Latest regulatory and legal moves
– Multiple U.S. state AI laws just came into force on January 1, 2026, including California measures on AI transparency, safety, and limits on certain AI-driven pricing algorithms.[4][5][6]
– A new federal executive order signed in December 2025 sets up a policy framework to preempt state AI rules that are seen as burdening national competitiveness, especially laws forcing models to change “truthful outputs” or disclose training data in ways seen as unconstitutional.[7][8]
– Several new state laws also target AI deepfakes, automated hiring systems, and AI companion chatbots, adding safety, disclosure, and non-discrimination requirements.[9][10][8]

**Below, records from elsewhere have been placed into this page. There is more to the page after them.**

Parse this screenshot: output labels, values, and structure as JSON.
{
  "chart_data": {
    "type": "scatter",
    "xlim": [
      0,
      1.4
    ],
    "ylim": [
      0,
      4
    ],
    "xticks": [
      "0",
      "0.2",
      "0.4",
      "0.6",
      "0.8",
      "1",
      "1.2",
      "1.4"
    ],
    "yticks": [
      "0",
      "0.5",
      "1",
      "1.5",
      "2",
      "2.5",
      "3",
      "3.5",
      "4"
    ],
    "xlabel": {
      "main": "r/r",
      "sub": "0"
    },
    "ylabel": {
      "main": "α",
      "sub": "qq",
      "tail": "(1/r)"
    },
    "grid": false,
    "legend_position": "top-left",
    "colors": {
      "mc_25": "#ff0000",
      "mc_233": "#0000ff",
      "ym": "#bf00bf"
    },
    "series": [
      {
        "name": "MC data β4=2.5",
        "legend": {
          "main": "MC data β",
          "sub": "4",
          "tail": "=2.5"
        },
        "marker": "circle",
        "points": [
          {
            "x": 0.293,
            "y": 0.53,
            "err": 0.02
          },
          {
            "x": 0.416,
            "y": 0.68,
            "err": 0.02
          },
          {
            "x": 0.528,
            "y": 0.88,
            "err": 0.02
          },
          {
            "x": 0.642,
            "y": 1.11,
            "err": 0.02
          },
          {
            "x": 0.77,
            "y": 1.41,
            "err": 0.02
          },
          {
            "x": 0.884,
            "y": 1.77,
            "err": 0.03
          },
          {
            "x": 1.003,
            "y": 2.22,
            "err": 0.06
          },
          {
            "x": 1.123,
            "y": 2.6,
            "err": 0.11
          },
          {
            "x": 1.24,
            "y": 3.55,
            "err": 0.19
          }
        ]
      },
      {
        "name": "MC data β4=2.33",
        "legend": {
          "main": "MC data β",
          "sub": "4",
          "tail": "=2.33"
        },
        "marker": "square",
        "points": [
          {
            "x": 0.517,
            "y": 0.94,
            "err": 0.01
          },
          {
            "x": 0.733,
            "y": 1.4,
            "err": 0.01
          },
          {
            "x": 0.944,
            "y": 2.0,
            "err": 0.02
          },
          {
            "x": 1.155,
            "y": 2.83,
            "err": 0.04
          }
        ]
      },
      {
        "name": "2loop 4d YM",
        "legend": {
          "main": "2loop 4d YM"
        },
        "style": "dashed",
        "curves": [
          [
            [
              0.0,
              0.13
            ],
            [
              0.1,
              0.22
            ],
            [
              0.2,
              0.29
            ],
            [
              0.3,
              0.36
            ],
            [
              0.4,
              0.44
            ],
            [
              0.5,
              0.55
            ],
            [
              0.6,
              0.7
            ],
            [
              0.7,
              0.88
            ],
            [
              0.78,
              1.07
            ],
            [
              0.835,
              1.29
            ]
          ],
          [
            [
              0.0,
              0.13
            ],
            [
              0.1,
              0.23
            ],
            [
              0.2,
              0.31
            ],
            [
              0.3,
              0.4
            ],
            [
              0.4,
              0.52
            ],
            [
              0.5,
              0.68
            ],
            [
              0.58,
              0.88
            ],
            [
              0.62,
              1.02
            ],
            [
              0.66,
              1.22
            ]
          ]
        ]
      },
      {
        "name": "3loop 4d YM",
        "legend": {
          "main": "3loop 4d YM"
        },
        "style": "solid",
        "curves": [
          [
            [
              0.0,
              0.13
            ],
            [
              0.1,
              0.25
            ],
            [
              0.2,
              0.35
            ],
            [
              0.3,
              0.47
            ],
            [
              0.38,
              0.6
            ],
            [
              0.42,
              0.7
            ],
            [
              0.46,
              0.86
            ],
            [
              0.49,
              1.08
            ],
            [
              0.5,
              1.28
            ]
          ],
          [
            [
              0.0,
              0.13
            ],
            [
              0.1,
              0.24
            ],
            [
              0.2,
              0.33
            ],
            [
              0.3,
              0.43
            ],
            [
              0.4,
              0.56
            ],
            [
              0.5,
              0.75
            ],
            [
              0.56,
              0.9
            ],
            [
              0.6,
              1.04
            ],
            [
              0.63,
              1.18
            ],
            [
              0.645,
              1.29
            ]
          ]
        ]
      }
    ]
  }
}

Industry and research trends
– Analysts are emphasizing a shift in 2026 from hype to pragmatic AI: more focus on reliable agents, “world models” that understand and simulate environments, and “physical AI” in robotics and industrial systems rather than just chatbots.[2][11]
– Open-source and smaller models remain central, with ongoing diversification of strong non-U.S. and open models (like DeepSeek and Qwen) and pressure on big vendors to support interoperability and transparent data pipelines.[12][11][13]
– Commentators expect increasing use of AI in heavy industry, logistics, and energy, with AI becoming part of the “electro‑industrial stack” rather than only a software layer.[14][11]

Market and economic angle
– AI-related stocks helped drive a strong start to the 2026 trading year, with semiconductor and data-center-linked companies gaining on expectations of continued AI demand.[15][3][16]
– The broader 2026 tech outlook highlights large capital flows into AI infrastructure (chips, data centers, power) as regulators simultaneously begin scrutinizing AI’s energy and climate impact.